Я тоже не могу с этим согласиться: и не потому что «our Marxist Heritage has alresdy been proven in practice» (я думаю, что это абсолютно не так, и здесь я не согласен принципиально), но прежде всего потому, что сравнение с узнаваемой парадигмой другой эпохи — это один из тех убедительных жестов, которым я никогда не доверял, поскольку, как я уже сказал, они служат этакими метками, принятие которых указывает на «семейное родство» и «фамильную близость» (familiarite) как таковую. Даже если предположить, что я страдаю или, наоборот, наслаждаюсь неким «melancholic libertinism»'ом, хотя, как я считаю, в том, что я стремился сделать и высказать в Призраках Маркса, нет и малейшего следа чего–либо подобного, то все равно, поскольку речь здесь идет о «delineations» нового, я бы воздержался от формулировки: «delineations of new realities» по причинам, на которых я сейчас остановлюсь. И затем, здесь речь не идет о «моральном протесте», по крайней мере, Призраки Маркса к нему не сводятся, хотя достаточно сложно вообще исключить нравственность и «религию», или, по крайней мере, просто «акт веры» из революционного наказа, даже если речь идет о предвидении новой «пост–деконструктивисткой онтологии», как это полагает Негри. Негри не прав относительно «морали», когда он пишет, что « There is a word that rarely appears in Derrida's hook: exploitation». Я не знаю, появляется ли это слово в тексте, и если да, то как часто, но я абсолютно уверен в том, что обращение к этому «понятию» и к самой «вещи» там происходит постоянно и является едва ли не центральным моментом. По крайней мере, это именно так в названии «Износ. Картина мира, не имеющего возраста» и в перечислении десяти ран современного мирового порядка. Разумеется, классическое понятие эксплуатации оказывается подвержено воздействию со стороны некоторой деконструктивисткой турбулентности (это снова вопрос онтологии и, следовательно, собственного, присваевоемого, субъективности собственной и отчужденной и того, что я всюду называю экс–аппроприациеи, логика этого вопроса странным образом усложняет традиционный дискурс об эксплуатации и отчуждении). Но это вовсе не означает, что следует молчать о страданиях и об эксплуатации, об «эксплуатации–человека–человеком». Конечно, я говорю также и об эксплуатации человеком животного (но оставим пока открытой эту огромную тему).
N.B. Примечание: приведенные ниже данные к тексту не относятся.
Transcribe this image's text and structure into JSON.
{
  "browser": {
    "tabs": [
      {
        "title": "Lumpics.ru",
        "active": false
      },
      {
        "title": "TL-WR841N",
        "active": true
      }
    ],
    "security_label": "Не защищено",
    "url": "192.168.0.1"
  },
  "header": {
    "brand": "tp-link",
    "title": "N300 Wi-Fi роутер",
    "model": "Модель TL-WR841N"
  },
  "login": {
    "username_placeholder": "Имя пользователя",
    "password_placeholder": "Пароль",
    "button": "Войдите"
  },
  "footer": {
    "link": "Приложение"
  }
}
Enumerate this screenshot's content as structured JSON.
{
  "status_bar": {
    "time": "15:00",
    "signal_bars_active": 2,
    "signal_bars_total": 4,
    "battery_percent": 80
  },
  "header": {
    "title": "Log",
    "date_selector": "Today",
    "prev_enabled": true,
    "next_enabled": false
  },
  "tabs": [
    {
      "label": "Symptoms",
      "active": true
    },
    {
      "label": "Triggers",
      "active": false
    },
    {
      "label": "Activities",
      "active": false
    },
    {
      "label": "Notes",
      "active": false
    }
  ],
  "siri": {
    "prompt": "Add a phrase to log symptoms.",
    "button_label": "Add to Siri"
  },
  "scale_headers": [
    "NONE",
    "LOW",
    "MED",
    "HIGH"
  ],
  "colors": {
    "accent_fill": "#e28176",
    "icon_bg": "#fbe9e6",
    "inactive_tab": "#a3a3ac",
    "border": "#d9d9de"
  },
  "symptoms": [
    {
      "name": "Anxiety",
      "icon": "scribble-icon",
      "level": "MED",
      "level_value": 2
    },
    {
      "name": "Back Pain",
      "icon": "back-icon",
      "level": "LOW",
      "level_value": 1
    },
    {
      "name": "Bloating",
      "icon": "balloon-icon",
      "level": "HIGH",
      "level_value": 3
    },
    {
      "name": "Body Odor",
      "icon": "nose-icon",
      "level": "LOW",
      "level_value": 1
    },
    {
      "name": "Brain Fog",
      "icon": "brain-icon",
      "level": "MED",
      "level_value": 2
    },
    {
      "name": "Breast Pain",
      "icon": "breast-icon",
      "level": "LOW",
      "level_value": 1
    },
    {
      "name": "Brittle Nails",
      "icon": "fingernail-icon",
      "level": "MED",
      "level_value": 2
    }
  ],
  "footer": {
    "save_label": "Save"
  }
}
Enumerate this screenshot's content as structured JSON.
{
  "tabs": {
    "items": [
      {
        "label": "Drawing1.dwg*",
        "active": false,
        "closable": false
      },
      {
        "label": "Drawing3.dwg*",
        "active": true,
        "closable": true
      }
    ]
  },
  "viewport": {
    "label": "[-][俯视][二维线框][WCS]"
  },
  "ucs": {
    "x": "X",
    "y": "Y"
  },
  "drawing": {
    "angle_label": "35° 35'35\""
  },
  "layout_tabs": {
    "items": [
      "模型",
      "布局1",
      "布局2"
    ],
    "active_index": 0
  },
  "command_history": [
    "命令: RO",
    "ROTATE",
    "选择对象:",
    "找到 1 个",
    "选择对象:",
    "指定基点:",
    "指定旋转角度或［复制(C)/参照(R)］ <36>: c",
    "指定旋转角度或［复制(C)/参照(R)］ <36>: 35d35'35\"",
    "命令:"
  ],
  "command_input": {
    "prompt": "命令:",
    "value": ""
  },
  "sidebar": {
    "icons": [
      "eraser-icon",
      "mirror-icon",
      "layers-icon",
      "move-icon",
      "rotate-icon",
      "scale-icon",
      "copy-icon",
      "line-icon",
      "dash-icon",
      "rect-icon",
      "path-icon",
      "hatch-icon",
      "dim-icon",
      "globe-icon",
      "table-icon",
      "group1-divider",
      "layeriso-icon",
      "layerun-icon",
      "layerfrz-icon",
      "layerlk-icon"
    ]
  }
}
2. И главное, идея ре–онтологизации, предложенная Негри, меня нисколько не вдохновляет, ибо перспектива, о которой я говорю, иная. Его новая онтология — освобождения или освобожденная — те аргументы, которые были представлены в ее пользу на сегодняшний момент, ни в коей мере не убедили меня в необходимости какого–то коренного переосмысления работы по деконструкции самого «онтологического» мотива (который бы затрагивал основания такой деконструкции) В Призраках Маркса эта деконструкция получает новое обоснование и развитие (и я хотел бы напомнить, что она не является ни критикой, ни просто делегитимацией). Серьезное обсуждение того, прав ли я был там или нет, возможно только на основе продолжительной, очень продолжительной дискуссии по поводу того, чем я занимаюсь на протяжении последних тридцати лет. Я позволю себе заметить, что стремление Негри реабилитировать онтологию, даже если речь идет о «пост–деконструктивитской» онтологии, является, как мне представляется, проявлением скорби, ностальгии, меланхолии. Онтология содержит в себе работу скорби, я считаю, что она и есть работа скорби (иногда она обретает форму меланхолии, вызванной поражением (хорошо известна тема меланхолии у Аристотеля и Хайдеггера — которая, впрочем, свидетельствует о том, что меланхолия вообще свойственна философам]) — следовательно, эта работа скорби направлена на то, чтобы восстановить, спасти, искупить полное присутствие наличного бытия там, где возникает видимость его нехватки, но где в действительности ничего не утрачивается, но лишь открывается возможность: в самом различении (differance), (различением открывается не нехватка, но возможность).
Поскольку Негри дважды меня отправляет в тюрьму[104], то, вовсе не пытаясь как–то свести с ним здесь счеты, я невольно задаюсь вопросом — а не связано ли это с нежеланием признать, что сам он все еще остается запертым — вне ее, оставаясь внутри — внутри границ новой онтологической родины, освобожденной онтологии, онтологии собственного освобождения. Например, так, как это имеет место в случае спинозианской «свободы».